Вот видишь, какое бытовое я тебе пишу письмо в ответ на твое. Сегодня
как раз открытие Володиной выставки [Владимир Дмитриев, известный
театральный художник, большой друг Анны Васильевны. - C.И.]. Не удивляюсь,
что она происходит в Доме Архитектора - потому что для архитекторов
напоминание и сравнение с Володей безопасно, кажется, ясно?
Смотрела в кино "Мусоргского"; лучшее - это шаляпинская запись "Скорбит
душа", которую поет Мусоргский. Голос совсем не voix de compositeur. Тяжело
все же видеть на экране, как человек сочиняет музыку, особенно когда так
долго, а музыки-то - кот наплакал!..
Снег здесь валит каждый день, т[ак] ч[то] хозяева должны его отгребать
инструментом, который называется "пихло" - чудное слово!
А в общем, Леночка, ты не знаешь, кому на пользу, что я в Енисейске?
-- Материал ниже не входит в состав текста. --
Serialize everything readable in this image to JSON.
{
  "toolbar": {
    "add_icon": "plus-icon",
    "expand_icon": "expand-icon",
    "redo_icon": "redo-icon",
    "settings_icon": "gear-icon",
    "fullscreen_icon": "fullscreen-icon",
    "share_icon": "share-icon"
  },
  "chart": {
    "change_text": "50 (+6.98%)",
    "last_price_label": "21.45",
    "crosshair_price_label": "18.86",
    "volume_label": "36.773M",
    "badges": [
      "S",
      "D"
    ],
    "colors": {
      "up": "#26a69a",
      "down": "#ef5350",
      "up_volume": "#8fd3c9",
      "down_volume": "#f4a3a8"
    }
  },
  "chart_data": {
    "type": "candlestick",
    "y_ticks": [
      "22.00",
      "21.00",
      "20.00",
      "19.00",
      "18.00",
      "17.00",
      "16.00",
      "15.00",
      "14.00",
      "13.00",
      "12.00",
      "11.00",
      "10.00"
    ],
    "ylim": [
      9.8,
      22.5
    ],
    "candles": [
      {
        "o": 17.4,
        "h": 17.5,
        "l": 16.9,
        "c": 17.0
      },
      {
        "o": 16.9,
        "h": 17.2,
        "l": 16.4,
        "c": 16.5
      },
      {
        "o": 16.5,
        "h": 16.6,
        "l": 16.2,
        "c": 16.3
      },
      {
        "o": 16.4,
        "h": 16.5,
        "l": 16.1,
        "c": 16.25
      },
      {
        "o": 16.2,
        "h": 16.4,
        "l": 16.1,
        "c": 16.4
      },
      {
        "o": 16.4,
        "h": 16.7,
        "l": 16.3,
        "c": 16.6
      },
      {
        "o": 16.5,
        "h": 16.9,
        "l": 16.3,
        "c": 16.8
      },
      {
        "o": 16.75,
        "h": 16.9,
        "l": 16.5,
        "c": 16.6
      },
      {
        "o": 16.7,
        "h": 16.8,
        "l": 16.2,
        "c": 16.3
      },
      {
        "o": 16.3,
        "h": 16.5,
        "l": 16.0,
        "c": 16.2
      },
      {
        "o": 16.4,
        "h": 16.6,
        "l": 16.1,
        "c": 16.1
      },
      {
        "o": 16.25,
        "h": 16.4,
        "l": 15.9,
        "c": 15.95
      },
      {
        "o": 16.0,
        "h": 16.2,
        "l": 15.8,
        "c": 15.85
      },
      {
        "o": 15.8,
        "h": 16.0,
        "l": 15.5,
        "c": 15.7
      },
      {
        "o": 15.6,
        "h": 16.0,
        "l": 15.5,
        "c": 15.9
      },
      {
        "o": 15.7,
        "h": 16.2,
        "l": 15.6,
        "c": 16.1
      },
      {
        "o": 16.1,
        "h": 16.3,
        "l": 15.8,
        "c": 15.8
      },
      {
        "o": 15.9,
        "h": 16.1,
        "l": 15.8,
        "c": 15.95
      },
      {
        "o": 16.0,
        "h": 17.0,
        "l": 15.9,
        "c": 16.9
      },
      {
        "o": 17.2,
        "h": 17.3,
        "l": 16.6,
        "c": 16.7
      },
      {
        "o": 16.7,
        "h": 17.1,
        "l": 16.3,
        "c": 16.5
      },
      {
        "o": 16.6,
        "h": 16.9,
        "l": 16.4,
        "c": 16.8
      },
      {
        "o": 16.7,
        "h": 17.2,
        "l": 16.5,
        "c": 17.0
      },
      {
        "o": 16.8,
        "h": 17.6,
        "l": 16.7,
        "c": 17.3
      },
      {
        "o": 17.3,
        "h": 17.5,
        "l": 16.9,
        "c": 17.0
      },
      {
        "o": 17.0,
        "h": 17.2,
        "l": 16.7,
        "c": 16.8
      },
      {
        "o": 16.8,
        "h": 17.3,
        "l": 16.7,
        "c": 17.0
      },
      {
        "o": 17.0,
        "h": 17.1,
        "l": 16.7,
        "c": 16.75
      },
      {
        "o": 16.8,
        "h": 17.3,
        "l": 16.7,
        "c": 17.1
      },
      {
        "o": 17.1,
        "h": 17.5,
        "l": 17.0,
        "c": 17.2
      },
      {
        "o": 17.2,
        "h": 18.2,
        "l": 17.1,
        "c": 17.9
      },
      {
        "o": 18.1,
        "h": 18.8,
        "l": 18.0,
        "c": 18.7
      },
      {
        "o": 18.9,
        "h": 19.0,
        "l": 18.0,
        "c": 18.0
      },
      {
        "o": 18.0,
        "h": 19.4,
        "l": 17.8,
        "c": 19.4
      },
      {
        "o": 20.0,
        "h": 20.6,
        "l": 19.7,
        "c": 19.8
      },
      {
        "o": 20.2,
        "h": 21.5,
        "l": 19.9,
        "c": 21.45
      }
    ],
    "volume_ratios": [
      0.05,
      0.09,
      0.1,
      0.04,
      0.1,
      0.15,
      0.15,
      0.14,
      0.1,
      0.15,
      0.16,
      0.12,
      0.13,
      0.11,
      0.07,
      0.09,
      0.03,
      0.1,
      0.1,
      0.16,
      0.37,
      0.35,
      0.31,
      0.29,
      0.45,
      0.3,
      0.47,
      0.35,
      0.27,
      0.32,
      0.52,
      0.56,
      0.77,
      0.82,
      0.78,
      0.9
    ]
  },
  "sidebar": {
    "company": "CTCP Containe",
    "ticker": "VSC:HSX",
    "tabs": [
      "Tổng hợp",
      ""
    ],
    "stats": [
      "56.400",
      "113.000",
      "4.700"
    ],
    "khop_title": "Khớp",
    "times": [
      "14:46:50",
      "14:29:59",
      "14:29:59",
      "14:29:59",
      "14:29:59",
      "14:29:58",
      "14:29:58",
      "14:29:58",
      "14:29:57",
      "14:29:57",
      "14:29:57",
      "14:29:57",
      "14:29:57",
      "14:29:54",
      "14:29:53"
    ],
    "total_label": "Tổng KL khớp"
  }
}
Ломаю голову и не могу догадаться. До свидания, Леночка, будь здорова, целую
тебя. Какие картины продает Мака? Аничка все так же красива? [Макс Бирштейн
и его прелестная дочь Анечка. - С.И.]
Твоя А.
А вот письмо, адресованное мне:
От 7.03.51
Дорогой мой Иленька, я виновата, что не сразу отвечаю тебе на 2 письма.
Очень была занята. У нас наступает весна - тепло и даже прилетели грачи. Это
очень рано, они даже в средней полосе прилетают 4-го марта по старому, а тут
вдруг решили жить по новому стилю; как видишь, даже птицы переходят на новый
календарь. Снегу в этом году столько, что я со страхом думаю, что же будет,
когда он начнет таять! Хорошо, что мы живем на горке и паводок до нас,
вероятно, не доберется. А на старой моей квартире весной на базар ездят на
лодке - интересно, но неудобно; к тому же вода мокрая.
Я очень по тебе соскучилась; жаль, что приходится жить так далеко, что
до меня и не доберешься. Твое рождение я праздновала очень пышно: у меня был
обед даже с шампанским в твою честь. Одну бутылку ставила я, а другую
выиграла на пари у одного знакомого. Т[ак] к[ак] обедало нас трое, а бутылок
было две, то мы развеселились и все время пили твое и Тюлино здоровье и
здоровье отсутствующих родственников. Все было хорошо, только пробка в
потолок не хотела стрелять и ее пришлось вынимать по частям. Впрочем, это у
пробок довольно обыкновенно.
В квартире, где я живу, трое детей: старшему 14 лет - это солидный
парень со склонностью к изобразительному искусству; второму 10 лет - это
темпераментная личность, враль и хвастун, очень смышленый. А младшей девочке
2 года; она мало говорит, но все понимает. Боюсь, что ребенок таки наберется
от нас всякой всячины: уже сейчас она ходит со свернутой из бумаги папиросой
во рту, требует, чтобы в нее (папиросу) сыпали табак, и знает толк в пудре и
губной помаде. Она и нам сует папиросы в рот и приносит спички, требует,
чтобы мы пудрились и мазали губы, а как-то в наше отсутствие навела себе
брови красной краской.
Я пишу тебе, сидя в нашей мастерской. Это сарайчик вагонного типа,
построенный для фотографии, поэтому одна стена у него стеклянная, т.е.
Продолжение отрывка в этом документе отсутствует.